Obama commutes 111 more sentences including Oakland drug kingpin’s

The Obama jailbreak continues apace. Last week the president commuted the sentences of 111 more federal prisoners.

We’ll probably have more to say about the latest batch felons Obama has put back on our streets. However, I want to focus now on just one of them — Darryl Lamar Reed, a.k.a. “Lil D” of Oakland, California.

In 2014, as Debra Saunders reminds us, the Obama administration said that inmates applying for a sentence reduction should be “nonviolent, low-level offenders without significant ties to large-scale criminal organizations, gangs or cartels.” Reed clearly does not meet these criteria.

Rather, according to former Alameda County prosecutor Russ Giuntini, “Lil D headed the largest dope organization in Oakland,” which was responsible for a lot of carnage. He was caught “red handed” processing some 20 kilograms of cocaine into crack.” This isn’t just Giuntini’s opinion. Saunders notes that the San Francisco Chronicle called him “the most powerful crack cocaine gang leader in the East Bay” a status he gained when he took over the drug operation of his uncle, Felix Mitchell, the one-time kingpin who died in federal prison In 2010, Reed told the Contra Costa Times he had made “millions of dollars” dealing drugs.
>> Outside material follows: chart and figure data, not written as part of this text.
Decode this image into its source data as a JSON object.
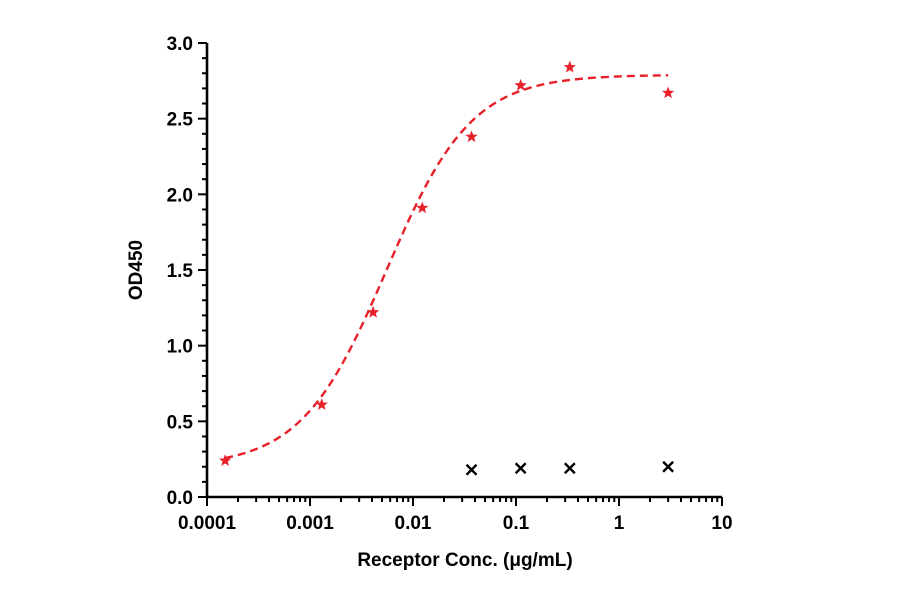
{
  "chart_data": {
    "type": "scatter",
    "title": "",
    "xlabel": "Receptor Conc. (μg/mL)",
    "ylabel": "OD450",
    "x_scale": "log",
    "xlim": [
      0.0001,
      10
    ],
    "ylim": [
      0,
      3.0
    ],
    "x_ticks": [
      0.0001,
      0.001,
      0.01,
      0.1,
      1,
      10
    ],
    "x_tick_labels": [
      "0.0001",
      "0.001",
      "0.01",
      "0.1",
      "1",
      "10"
    ],
    "y_ticks": [
      0,
      0.5,
      1.0,
      1.5,
      2.0,
      2.5,
      3.0
    ],
    "y_tick_labels": [
      "0.0",
      "0.5",
      "1.0",
      "1.5",
      "2.0",
      "2.5",
      "3.0"
    ],
    "grid": false,
    "legend": "none",
    "series": [
      {
        "marker": "star",
        "color": "#e8202a",
        "x": [
          0.00015,
          0.0013,
          0.0041,
          0.0123,
          0.037,
          0.111,
          0.333,
          3.0
        ],
        "y": [
          0.24,
          0.61,
          1.22,
          1.91,
          2.38,
          2.72,
          2.84,
          2.67
        ],
        "fit": {
          "model": "4PL",
          "bottom": 0.2,
          "top": 2.79,
          "ec50": 0.0055,
          "hill": 1.05,
          "x_range": [
            0.00015,
            3.0
          ],
          "line_style": "dashed"
        }
      },
      {
        "marker": "x",
        "color": "#000000",
        "x": [
          0.037,
          0.111,
          0.333,
          3.0
        ],
        "y": [
          0.18,
          0.19,
          0.19,
          0.2
        ]
      }
    ]
  }
}
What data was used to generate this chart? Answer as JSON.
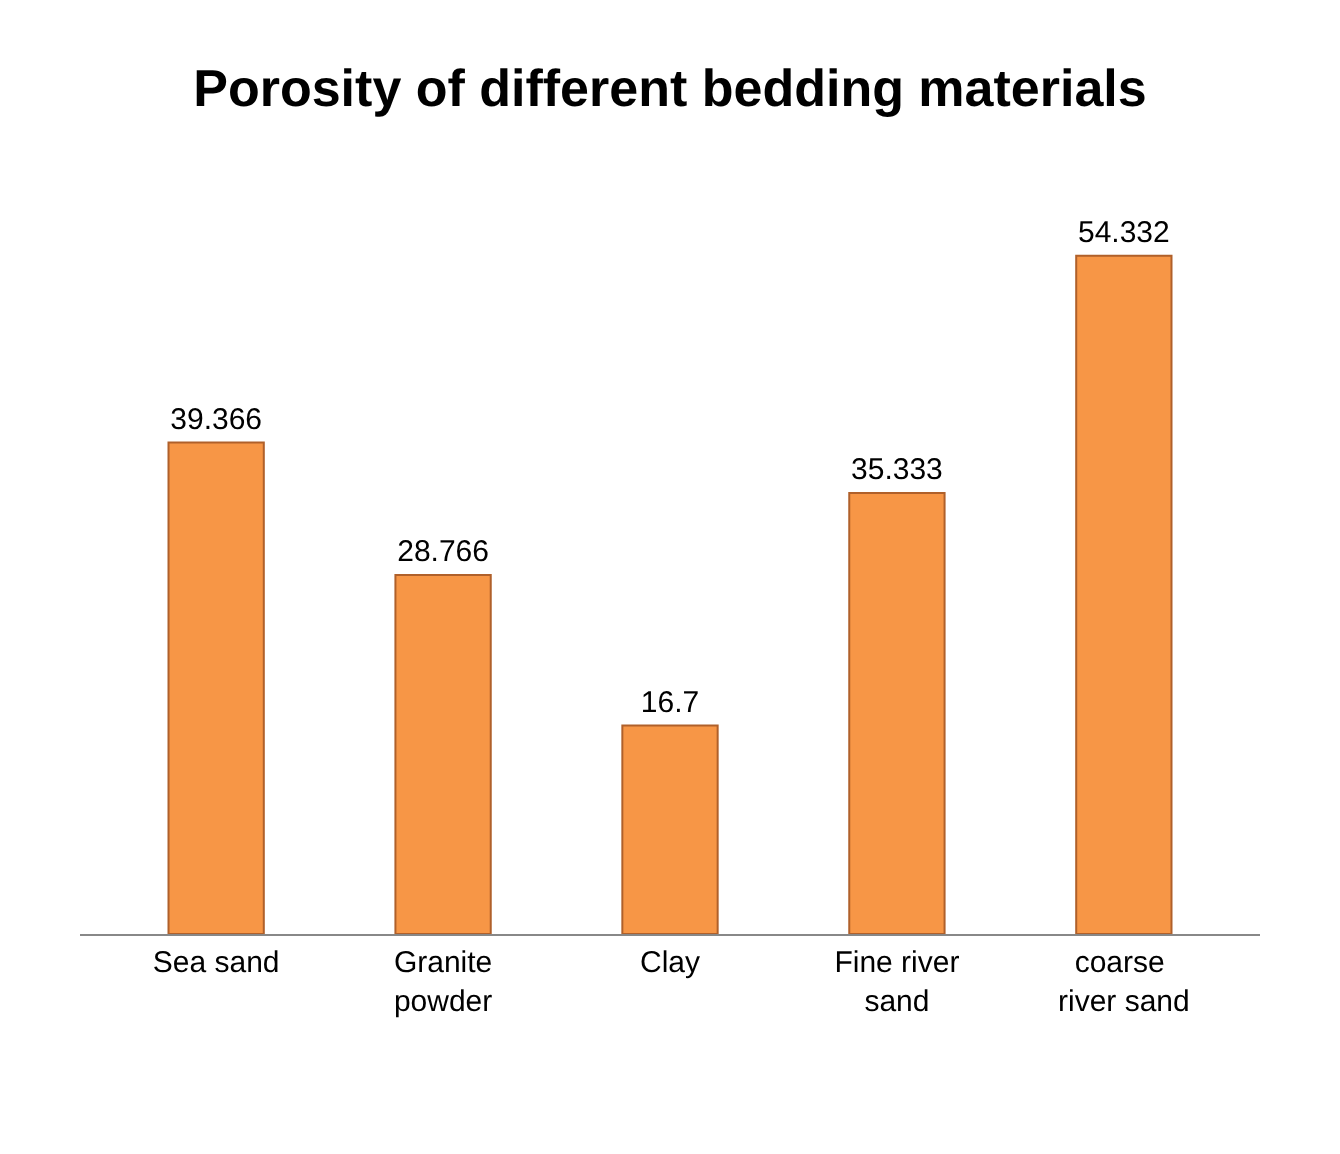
{
  "chart_data": {
    "type": "bar",
    "title": "Porosity of different bedding materials",
    "categories": [
      "Sea sand",
      "Granite powder",
      "Clay",
      "Fine river sand",
      "coarse  river sand"
    ],
    "values": [
      39.366,
      28.766,
      16.7,
      35.333,
      54.332
    ],
    "color": "#f79646",
    "data_labels": true
  }
}
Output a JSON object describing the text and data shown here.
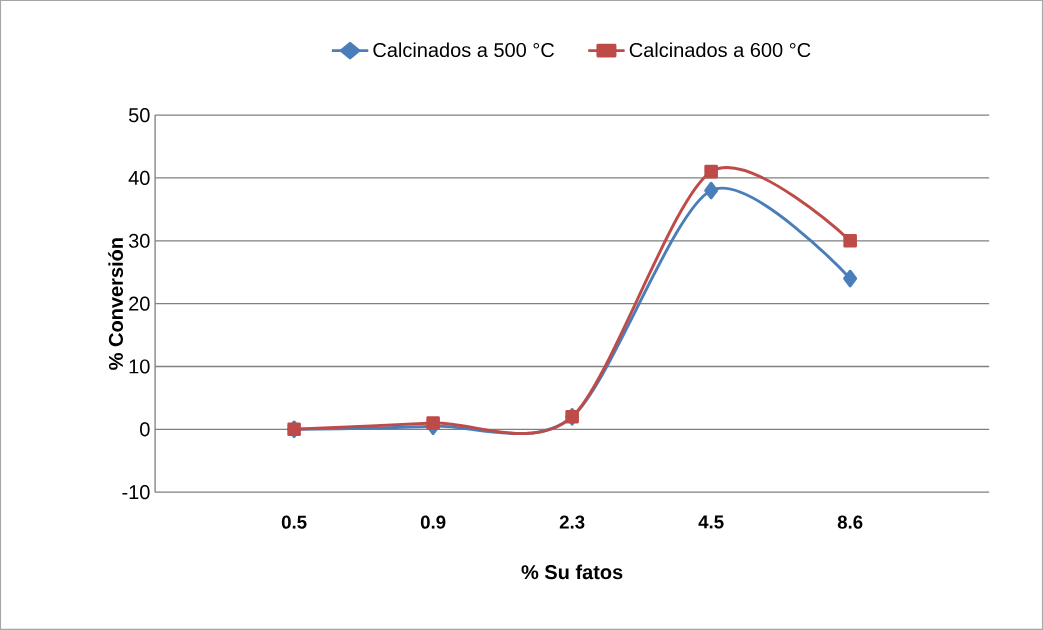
{
  "chart_data": {
    "type": "line",
    "xlabel": "%  Su fatos",
    "ylabel": "% Conversión",
    "categories": [
      "0.5",
      "0.9",
      "2.3",
      "4.5",
      "8.6"
    ],
    "series": [
      {
        "name": "Calcinados a 500 °C",
        "color": "#4a7ebb",
        "marker": "diamond",
        "values": [
          0,
          0.5,
          2,
          38,
          24
        ]
      },
      {
        "name": "Calcinados a 600 °C",
        "color": "#be4b48",
        "marker": "square",
        "values": [
          0,
          1,
          2,
          41,
          30
        ]
      }
    ],
    "ylim": [
      -10,
      50
    ],
    "yticks": [
      -10,
      0,
      10,
      20,
      30,
      40,
      50
    ],
    "grid": "y",
    "legend": "top",
    "line_style": "solid"
  }
}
Reed was not caught committing an act of violence. However, when police raided his apartment and found the crack, a handgun, and nearly $60,000 in cash. To view him as a low-level offender is absurd. To view a drug kingpin as nonviolent is laughable. One does not remain a drug kingpin with “a lot of carnage.”

Reed says he regrets his years peddling dope and has turned away from crime. Nice words.

But it’s more accurate to say that crime has turned away from Reed, it being no easy matter to remain a drug kingpin behind bars. Once he’s released, Reed will have every opportunity to return to a life of crime, as approximately two-thirds of released federal drug felons do according to Obama Justice Department statistics.

Former prosecutor Giuntini mused that releasing the likes of Reed only happens when “people aren’t running for re-election.” This is true, but misses the point. To my knowledge, no president other than Obama, whether running for reelection or not, has commuted the sentence of a drug kingpin. These things only happen when a president’s sympathies are with drug criminals, not with law abiding residents in the areas where the criminals operate.